Acresce que as ilhas Pescadores (Penghu) constituem no Sudeste, com as
suas 64 ilhotas, um posto avançado frente ao Continente; e graças
à “superlinha Maginot” das ilhas Quemoy e Matsu, onde estão
concentrados mais de 150 000 soldados, Taiwan controla o Estreito. Portanto,
militarmente, a tarefa de submeter Taiwan pela força seria muito
complexa para Pequim. Até porque, previsivelmente, os EUA não
abandonariam os “seus protegidos” taiwaneses. Politicamente seria inaceitável,
tanto em relação a Washington, como também em relação
aos seus vizinhos asiáticos. O que poderia levar, pelo menos, a
um novo isolamento regional e internacional da China. Economicamente, os
efeitos seriam certamente devastadores, quer sobre a economia da China
(e de Taiwan, naturalmente) quer para a própria economia asiática
e mundial que viriam assim confirmados os seus receios, já expressos,
quanto às ambições agressivas e expansionistas da
China..
A integração
pacífica, amigável, negociada entre os regimes actuais? O
estatuto de “província autónoma” ou de “região administrativa
especial”, com a sua especificidade política, económica,
social e judicial, tem sido periodicamente proposto por Pequim, no âmbito
da política “um país, dois sistemas” que permitiu a integração
de Hong Kong e Macau. Contudo, este estatuto não pode ser aceite
por Taiwan, que deve a sua existência e situação actual
exactamente por não ter querido submeter-se ao regime político
comunista do Continente. Num quadro deste tipo não pode haver grandes
evoluções rumo à reunificação, uma vez
que nem sequer se iniciaram negociações efectivas com esse
objectivo. Situação que não deve evoluir, a menos
que hajam grandes alterações internas, ou um movimento de
subversão bem sucedido numa das duas partes.

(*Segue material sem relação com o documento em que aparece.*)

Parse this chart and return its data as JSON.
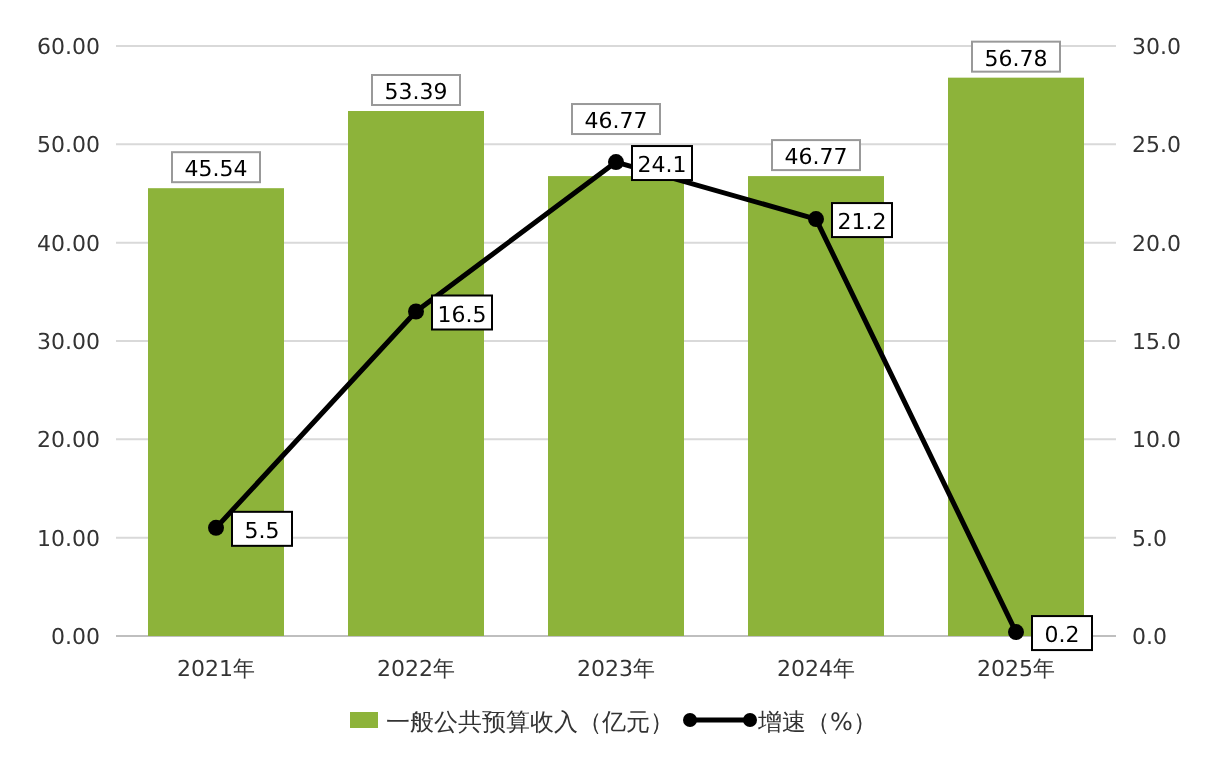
{
  "chart_data": {
    "type": "bar",
    "categories": [
      "2021年",
      "2022年",
      "2023年",
      "2024年",
      "2025年"
    ],
    "series": [
      {
        "name": "一般公共预算收入（亿元）",
        "color": "#8db33a",
        "values": [
          45.54,
          53.39,
          46.77,
          46.77,
          56.78
        ]
      },
      {
        "name": "增速（%）",
        "type": "line",
        "axis": "y2",
        "color": "#000000",
        "values": [
          5.5,
          16.5,
          24.1,
          21.2,
          0.2
        ]
      }
    ],
    "ylim": [
      0,
      60
    ],
    "yticks": [
      {
        "value": 0,
        "label": "0.00"
      },
      {
        "value": 10,
        "label": "10.00"
      },
      {
        "value": 20,
        "label": "20.00"
      },
      {
        "value": 30,
        "label": "30.00"
      },
      {
        "value": 40,
        "label": "40.00"
      },
      {
        "value": 50,
        "label": "50.00"
      },
      {
        "value": 60,
        "label": "60.00"
      }
    ],
    "y2lim": [
      0,
      30
    ],
    "y2ticks": [
      {
        "value": 0,
        "label": "0.0"
      },
      {
        "value": 5,
        "label": "5.0"
      },
      {
        "value": 10,
        "label": "10.0"
      },
      {
        "value": 15,
        "label": "15.0"
      },
      {
        "value": 20,
        "label": "20.0"
      },
      {
        "value": 25,
        "label": "25.0"
      },
      {
        "value": 30,
        "label": "30.0"
      }
    ],
    "grid": "y",
    "legend": "bottom",
    "marker": "circle",
    "line_style": "solid",
    "data_labels": true
  }
}
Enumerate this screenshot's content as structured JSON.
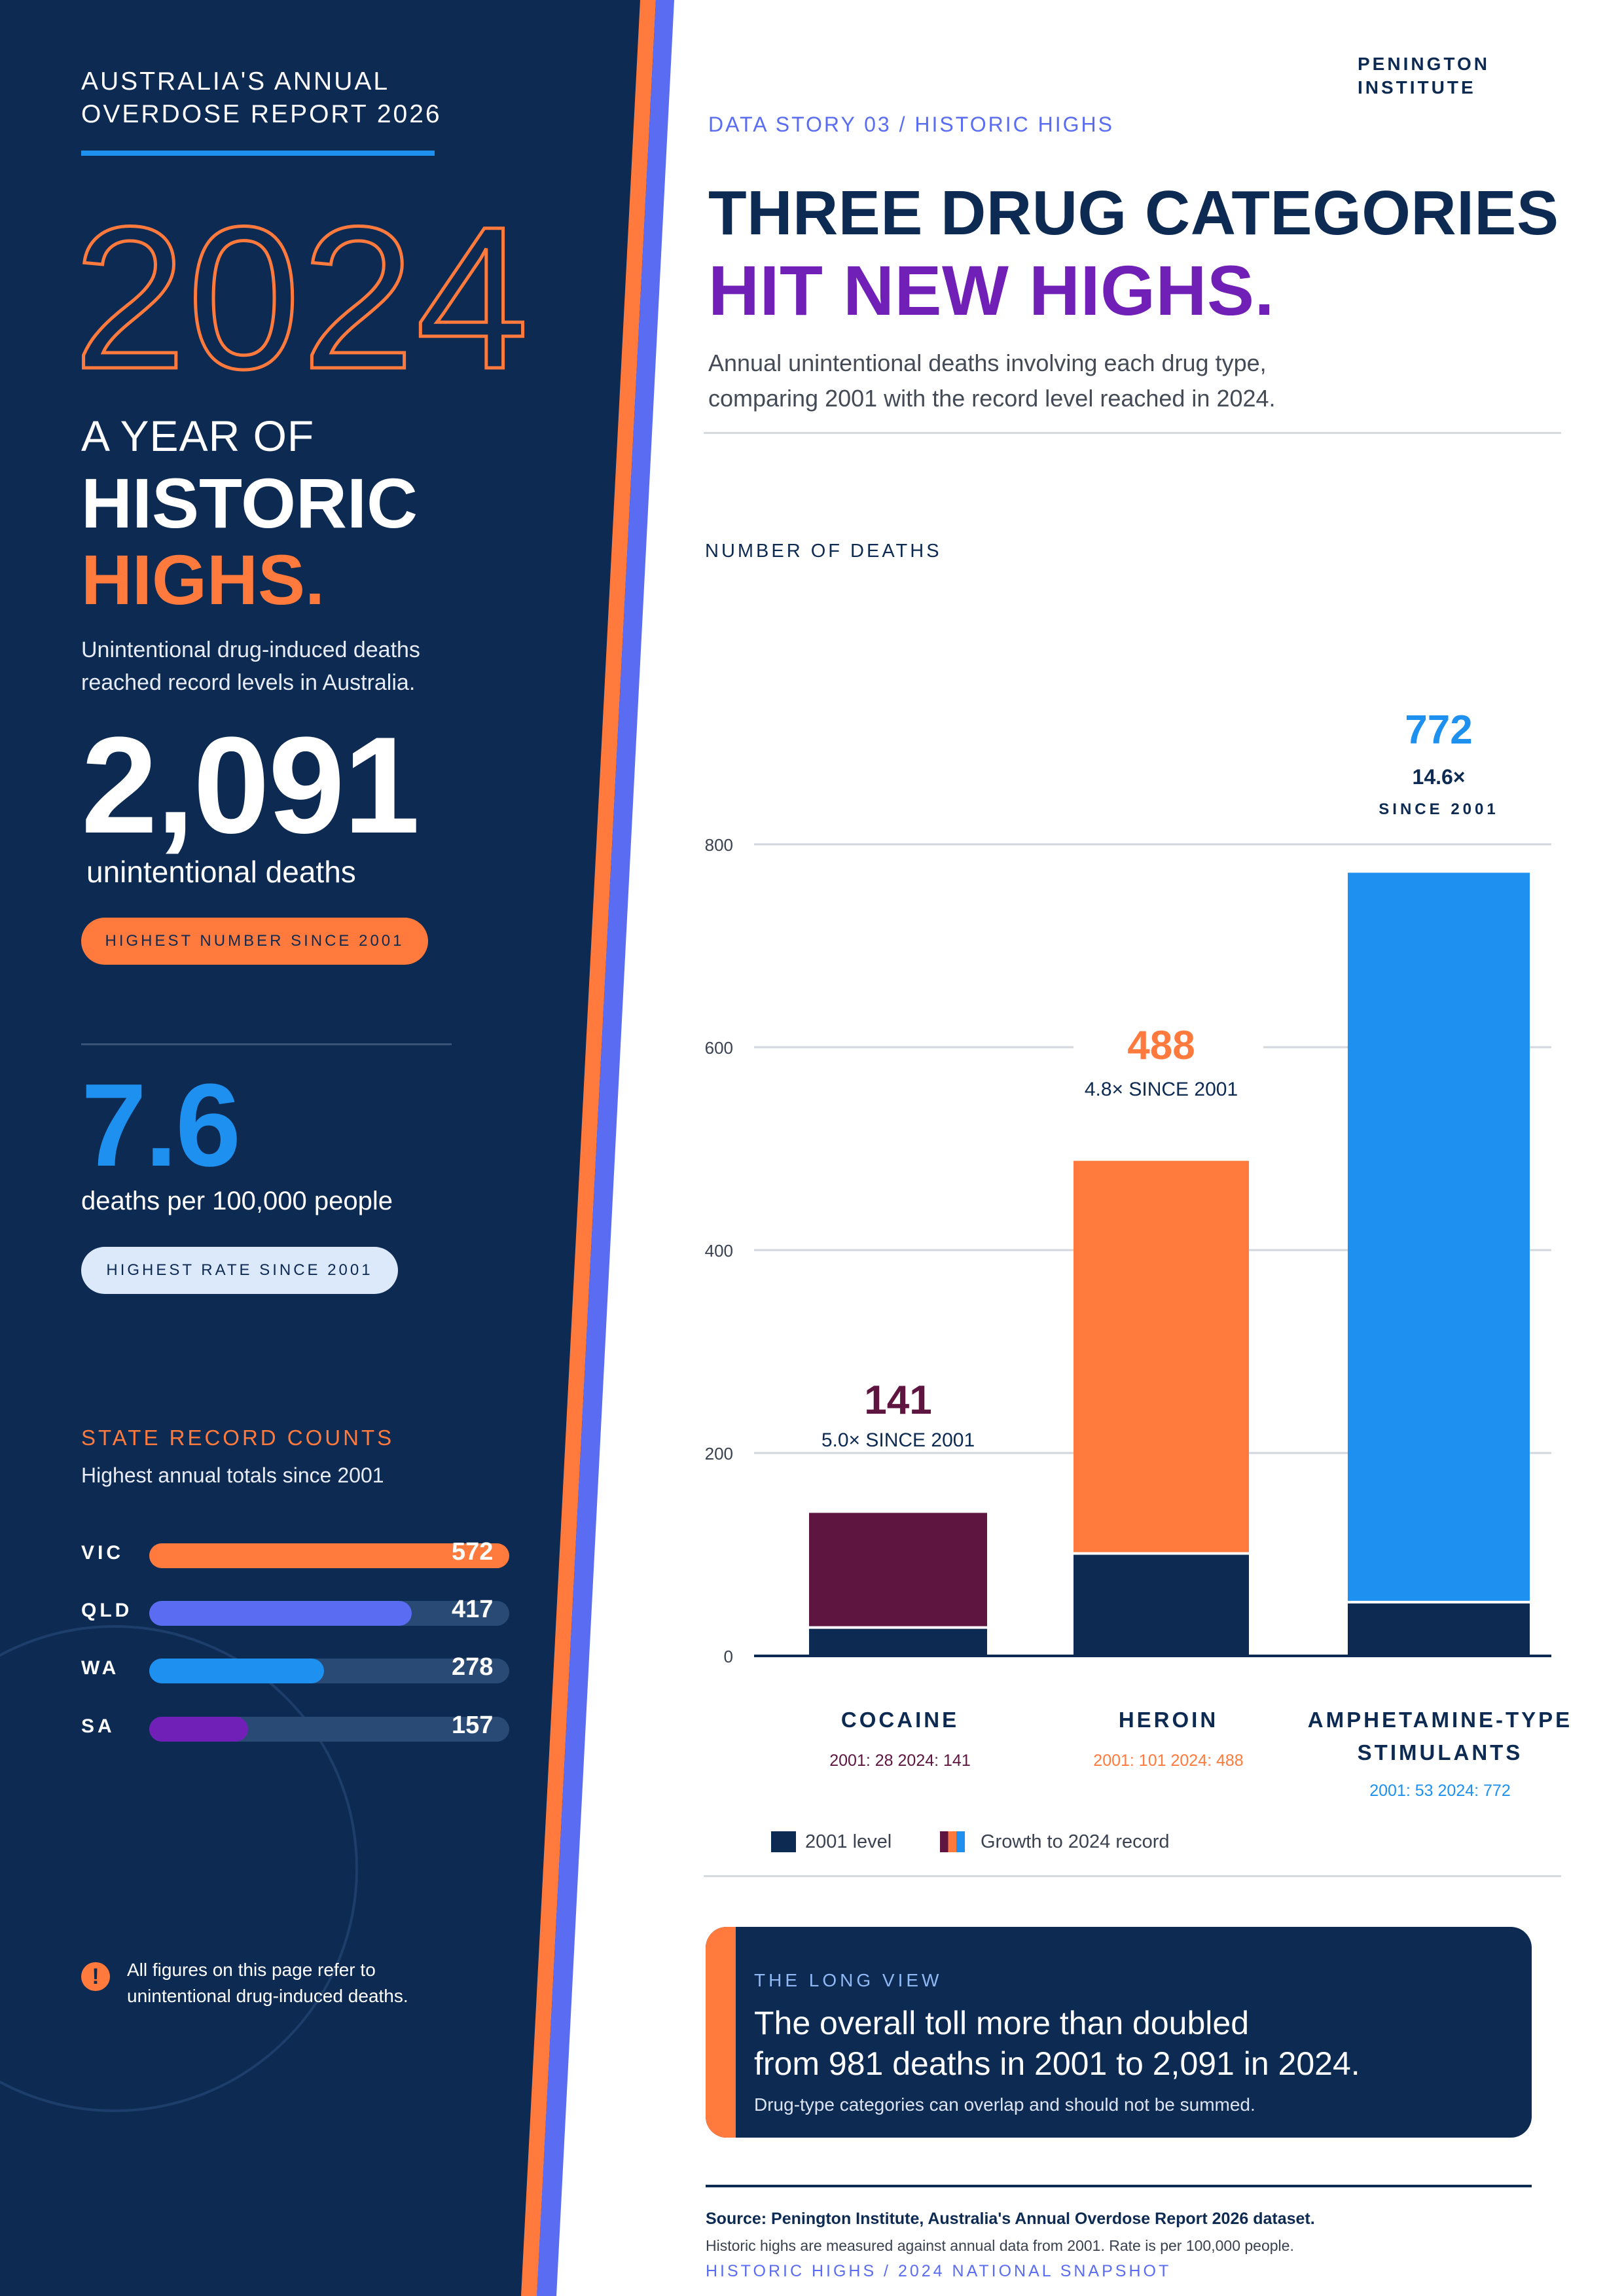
{
  "left": {
    "kicker_line1": "AUSTRALIA'S ANNUAL",
    "kicker_line2": "OVERDOSE REPORT 2026",
    "year": "2024",
    "a_year_of": "A YEAR OF",
    "historic": "HISTORIC",
    "highs": "HIGHS.",
    "lead_line1": "Unintentional drug-induced deaths",
    "lead_line2": "reached record levels in Australia.",
    "deaths_total": "2,091",
    "deaths_unit": "unintentional deaths",
    "deaths_pill": "HIGHEST NUMBER SINCE 2001",
    "rate": "7.6",
    "rate_unit": "deaths per 100,000 people",
    "rate_pill": "HIGHEST RATE SINCE 2001",
    "states_title": "STATE RECORD COUNTS",
    "states_sub": "Highest annual totals since 2001",
    "states": [
      {
        "abbr": "VIC",
        "value": "572",
        "fraction": 1.0,
        "color": "#ff7a3c"
      },
      {
        "abbr": "QLD",
        "value": "417",
        "fraction": 0.729,
        "color": "#5a6cf2"
      },
      {
        "abbr": "WA",
        "value": "278",
        "fraction": 0.486,
        "color": "#1e90ef"
      },
      {
        "abbr": "SA",
        "value": "157",
        "fraction": 0.274,
        "color": "#7020b6"
      }
    ],
    "note_line1": "All figures on this page refer to",
    "note_line2": "unintentional drug-induced deaths."
  },
  "right": {
    "org_line1": "PENINGTON",
    "org_line2": "INSTITUTE",
    "kicker": "DATA STORY 03 / HISTORIC HIGHS",
    "headline_line1": "THREE DRUG CATEGORIES",
    "headline_line2": "HIT NEW HIGHS.",
    "dek_line1": "Annual unintentional deaths involving each drug type,",
    "dek_line2": "comparing 2001 with the record level reached in 2024.",
    "long_view_kicker": "THE LONG VIEW",
    "long_view_line1": "The overall toll more than doubled",
    "long_view_line2": "from 981 deaths in 2001 to 2,091 in 2024.",
    "long_view_foot": "Drug-type categories can overlap and should not be summed.",
    "source_line1": "Source: Penington Institute, Australia's Annual Overdose Report 2026 dataset.",
    "source_line2": "Historic highs are measured against annual data from 2001. Rate is per 100,000 people.",
    "source_line3": "HISTORIC HIGHS / 2024 NATIONAL SNAPSHOT"
  },
  "colors": {
    "navy": "#0d2a52",
    "orange": "#ff7a3c",
    "blue": "#1e90ef",
    "indigo": "#5a6cf2",
    "purple": "#7020b6",
    "maroon": "#5e1540"
  },
  "chart_data": {
    "type": "bar",
    "ytitle": "NUMBER OF DEATHS",
    "ylim": [
      0,
      800
    ],
    "yticks": [
      "0",
      "200",
      "400",
      "600",
      "800"
    ],
    "grid": true,
    "legend_placement": "bottom",
    "categories": [
      "COCAINE",
      "HEROIN",
      "AMPHETAMINE-TYPE STIMULANTS"
    ],
    "category_lines": [
      [
        "COCAINE"
      ],
      [
        "HEROIN"
      ],
      [
        "AMPHETAMINE-TYPE",
        "STIMULANTS"
      ]
    ],
    "series": [
      {
        "name": "2001 level",
        "values": [
          28,
          101,
          53
        ]
      },
      {
        "name": "Growth to 2024 record",
        "values": [
          113,
          387,
          719
        ]
      }
    ],
    "totals_2024": [
      141,
      488,
      772
    ],
    "value_labels": [
      "141",
      "488",
      "772"
    ],
    "growth_labels": [
      "5.0× SINCE 2001",
      "4.8× SINCE 2001",
      "14.6×"
    ],
    "growth_sub": [
      "",
      "",
      "SINCE 2001"
    ],
    "notes": [
      "2001: 28 2024: 141",
      "2001: 101 2024: 488",
      "2001: 53 2024: 772"
    ],
    "bar_colors": [
      "#5e1540",
      "#ff7a3c",
      "#1e90ef"
    ]
  }
}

Resta ainda a coexistência das “duas Chinas”, a justaposição de duas legitimidades (à maneira alemã ou coreana). É esta a perspectiva das autoridades de Taipé e de numerosos chineses no exterior; porém, Pequim mantém-se absolutamente intransigente quanto à sua representatividade exclusiva.
Dos vários
cenários sempre possíveis, o mais provável é
mesmo o status quo. Portanto, Taiwan deverá continuar a ser uma
espécie de “país fantasma”: existindo de facto, tentando
obter o reconhecimento da sua existência e da sua individualidade,
mas sem estar oficialmente integrado na comunidade das nações.